His interest in joining the Air Force Reserve started in 2009 but proved to be unobtainable after a series of circumstances prevented him from joining. In 2013, he moved to Arizona and met Col. Curtiss Cook, 944 ASTS commander and Professor of Medicine at the Mayo Clinic College of Medicine, and Chair, Division of Endocrinology, Mayo Clinic Arizona. Cook, peaked his interest in joining the military once again, before eventually getting in contact with Master Sgt. Randi Cross, AFRC health professions recruiter, who helped guide him through the recruiting process.

"I believe his actions send a message that Dr. Beshai lives by the Air Force core values already; integrity first, service before self and excellence in all we do," said Cross. "I have recruited over 500 members into the Air Force Reserve over my tenure as a recruiter but I must say that Dr. Beshai is one of the most accomplished, skilled professionals that I have had the pleasure of working with."

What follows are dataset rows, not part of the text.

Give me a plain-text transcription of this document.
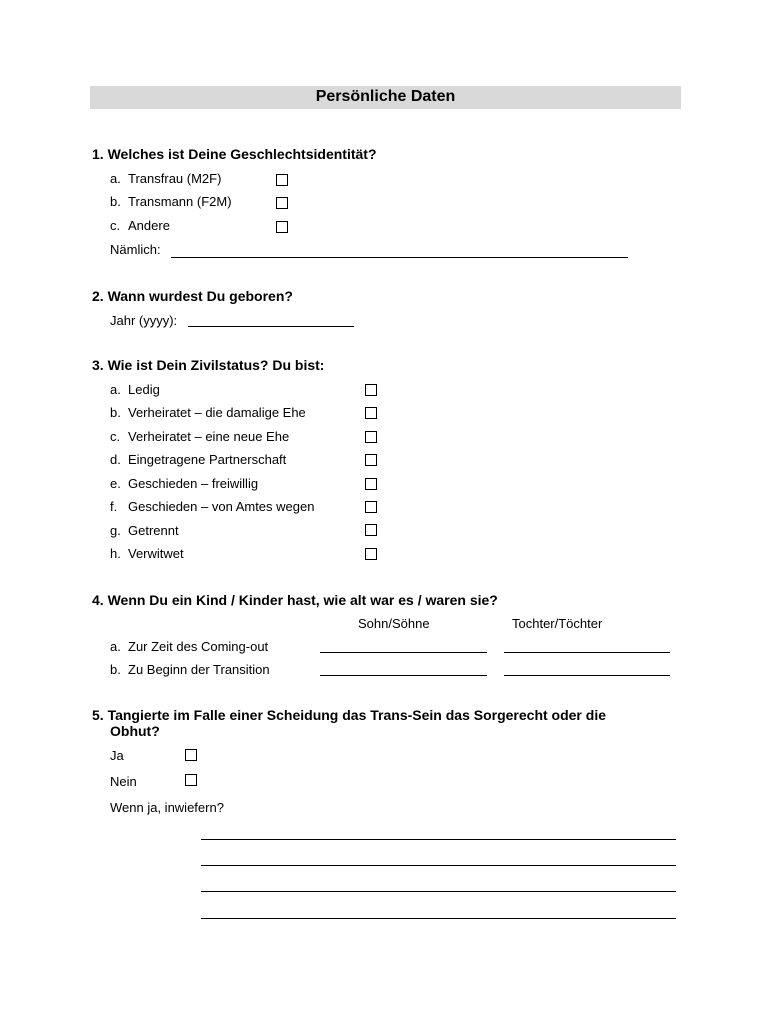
Persönliche Daten
1. Welches ist Deine Geschlechtsidentität?
a. Transfrau (M2F)
b. Transmann (F2M)
c. Andere
Nämlich:
2. Wann wurdest Du geboren?
Jahr (yyyy):
3. Wie ist Dein Zivilstatus? Du bist:
a. Ledig
b. Verheiratet – die damalige Ehe
c. Verheiratet – eine neue Ehe
d. Eingetragene Partnerschaft
e. Geschieden – freiwillig
f. Geschieden – von Amtes wegen
g. Getrennt
h. Verwitwet
4. Wenn Du ein Kind / Kinder hast, wie alt war es / waren sie?
Sohn/Söhne	Tochter/Töchter
a. Zur Zeit des Coming-out
b. Zu Beginn der Transition
5. Tangierte im Falle einer Scheidung das Trans-Sein das Sorgerecht oder die
Obhut?
Ja
Nein
Wenn ja, inwiefern?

Beshai has a long list of accomplishments including completing fellowships in Clinical Cardiac Electrophysiology, Cardiovascular Medicine, and Internal Medicine. He was the Associate Director of the Heart Rhythm Center and Director of Pacemaker and Defibrillator Services at the University of Chicago; his Curriculum Vitae includes his research activity, peer reviewed manuscripts, and book chapters that he has had published. He is a fellow of the American Heart Association, Heart Rhythm Society and he is an internationally renowned researcher and invited speaker to many courses and conferences on the subject.

"Dr. Beshai always expressed an interest in giving back to his country," said Cook. "As a cardiologist and electrophysiologist, Dr. Beshai brings unique skills and knowledge that will enhance our education and training mission to better prepare us for medical contingencies."

It is common for health professional to receive monetary incentives for joining, but Beshai is joining without receiving anything based on the fact he is going into an overage slot. In fact, he originally thought his commitment to the AFRC would be volunteer work and that he would not get paid.

His unselfish desire to care for the men and women in uniform and use his skills and expertise to train and mentor his fellow medical professionals has finally happened. He has achieved yet another goal he set out to complete, to wear the U.S. Air Force uniform.

"When there is a calling far greater than what you do every day and you have a passion and desire to do something [serving the country] you have to follow that at any cost," said Beshai. "The fact that our service men and women are going abroad to fight that fight for our people, I can't sit back and watch, I have to be a part of that, I have to be able to help them."
  
Beshai will be filling a flight surgeon billet and is scheduled to report for his first unit training assembly in January.

"His strong commitment to serve has put the needs of the Air Force Reserve before himself and his family," said Cross. "Hopefully, this sends a message to other potential recruits that while there are many benefits to being a member of the Air Force Reserve, you must have the desire to be part of something bigger than yourself."